10/5674, 13/446 WW
Centrale Raad van Beroep
Enkelvoudige kamer
Uitspraak op het hoger beroep tegen de uitspraak van de rechtbank Rotterdam van 9 september 2010, 10/1128 (aangevallen uitspraak)
de Raad van bestuur van het Uitvoeringsinstituut werknemersverzekeringen (appellant)
[Betrokkene] te [woonplaats] (betrokkene)
De Raad heeft op 23 november 2012 een tussenuitspraak, LJN BY4322, gedaan.
Ter uitvoering van deze uitspraak heeft appellant op 18 december 2012 een gewijzigde beslissing op bezwaar (besluit 2) genomen. Het beroep tegen dit besluit is bij de Raad geregistreerd onder nummer 13/446 WW. Na een reactie van betrokkene op besluit 2 heeft appellant op 18 februari 2013 een tweede gewijzigde beslissing op bezwaar (besluit 3) genomen.
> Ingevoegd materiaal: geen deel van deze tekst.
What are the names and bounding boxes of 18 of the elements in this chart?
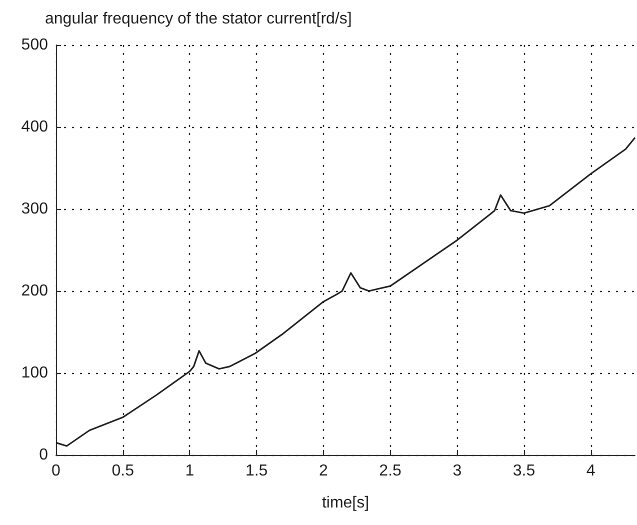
y-tick-label: 100 bbox=[21, 364, 48, 382]
y-tick-label: 300 bbox=[21, 200, 48, 218]
x-tick-label: 1 bbox=[185, 462, 194, 480]
y-tick-label: 0 bbox=[39, 446, 48, 464]
line-series bbox=[55, 136, 636, 447]
y-tick-label: 400 bbox=[21, 118, 48, 136]
x-tick-label: 2.5 bbox=[379, 462, 402, 480]
x-tick-label: 3 bbox=[452, 462, 462, 480]
x-axis-title: time[s] bbox=[322, 494, 370, 512]
x-tick-label: 0.5 bbox=[112, 462, 134, 480]
x-tick-label: 2 bbox=[318, 462, 328, 480]
x-tick-label: 1.5 bbox=[245, 462, 268, 480]
y-tick-label: 500 bbox=[21, 36, 48, 54]
x-tick-label: 0 bbox=[52, 462, 61, 480]
x-tick-label: 3.5 bbox=[512, 462, 536, 480]
y-tick-label: 200 bbox=[21, 282, 48, 300]
chart-title: angular frequency of the stator current[rd/s] bbox=[45, 10, 352, 28]
x-tick-label: 4 bbox=[586, 462, 596, 480]
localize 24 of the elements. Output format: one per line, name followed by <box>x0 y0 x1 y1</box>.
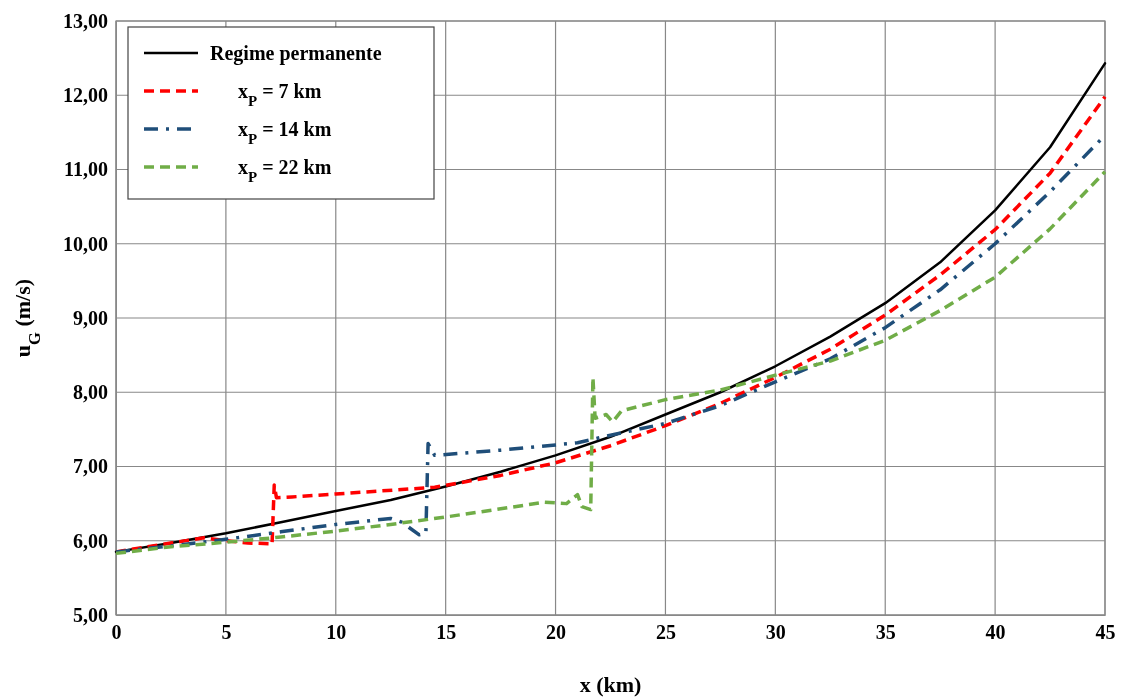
x-tick-label: 20 <box>546 621 567 644</box>
x-tick-label: 25 <box>655 621 676 644</box>
y-tick-label: 5,00 <box>73 603 108 626</box>
x-tick-label: 40 <box>985 621 1006 644</box>
y-tick-label: 9,00 <box>73 306 108 329</box>
legend-label: x$_{P}$ = 14 km <box>238 118 332 147</box>
y-tick-label: 12,00 <box>63 84 108 107</box>
y-tick-label: 8,00 <box>73 381 108 404</box>
legend-label: x$_{P}$ = 7 km <box>238 80 322 109</box>
legend-label: Regime permanente <box>210 42 382 65</box>
x-axis-title: x (km) <box>579 672 642 697</box>
y-tick-label: 6,00 <box>73 529 108 552</box>
x-tick-label: 5 <box>221 621 232 644</box>
x-tick-label: 15 <box>436 621 457 644</box>
y-tick-label: 13,00 <box>63 9 108 32</box>
x-tick-label: 45 <box>1095 621 1116 644</box>
x-tick-label: 10 <box>326 621 347 644</box>
x-tick-label: 0 <box>111 621 122 644</box>
y-tick-label: 10,00 <box>63 232 108 255</box>
y-tick-label: 11,00 <box>64 158 108 181</box>
y-tick-label: 7,00 <box>73 455 108 478</box>
x-tick-label: 35 <box>875 621 896 644</box>
x-tick-label: 30 <box>765 621 786 644</box>
legend-label: x$_{P}$ = 22 km <box>238 156 332 185</box>
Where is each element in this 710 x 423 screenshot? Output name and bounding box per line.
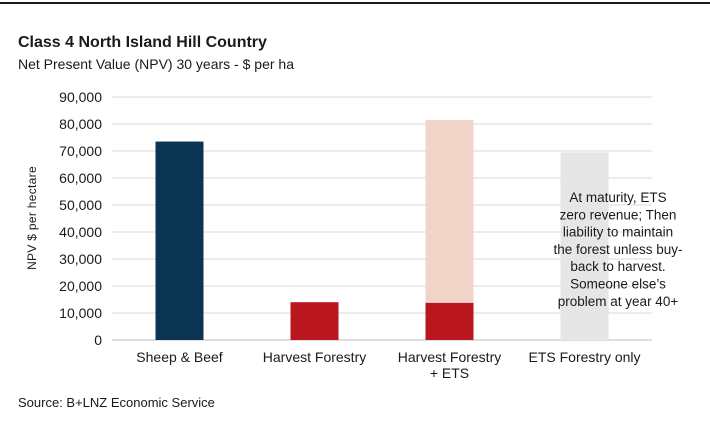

Met toestemming van partijen heeft de Raad bepaald dat het onderzoek ter zitting achterwege blijft, waarna het onderzoek is gesloten. Tevens is besloten de zaak te verwijzen naar een enkelvoudige kamer.
1.1. Appellant heeft aan betrokkene met ingang van 1 oktober 2009 een WW-uitkering toegekend, onder meer gebaseerd op een bij beslissing op bezwaar van 4 maart 2010 vastgesteld dagloon van € 99,27. Bij besluit 2 heeft appellant ter uitvoering van de tussenuitspraak het dagloon vastgesteld op € 113,20. Betrokkene heeft gewezen op een fout in de berekening, waarna appellant bij besluit 3 het dagloon heeft vastgesteld op € 117,37. Betrokkene heeft verzocht appellant te veroordelen in de proceskosten van het hoger beroep en tot de betaling van wettelijke rente.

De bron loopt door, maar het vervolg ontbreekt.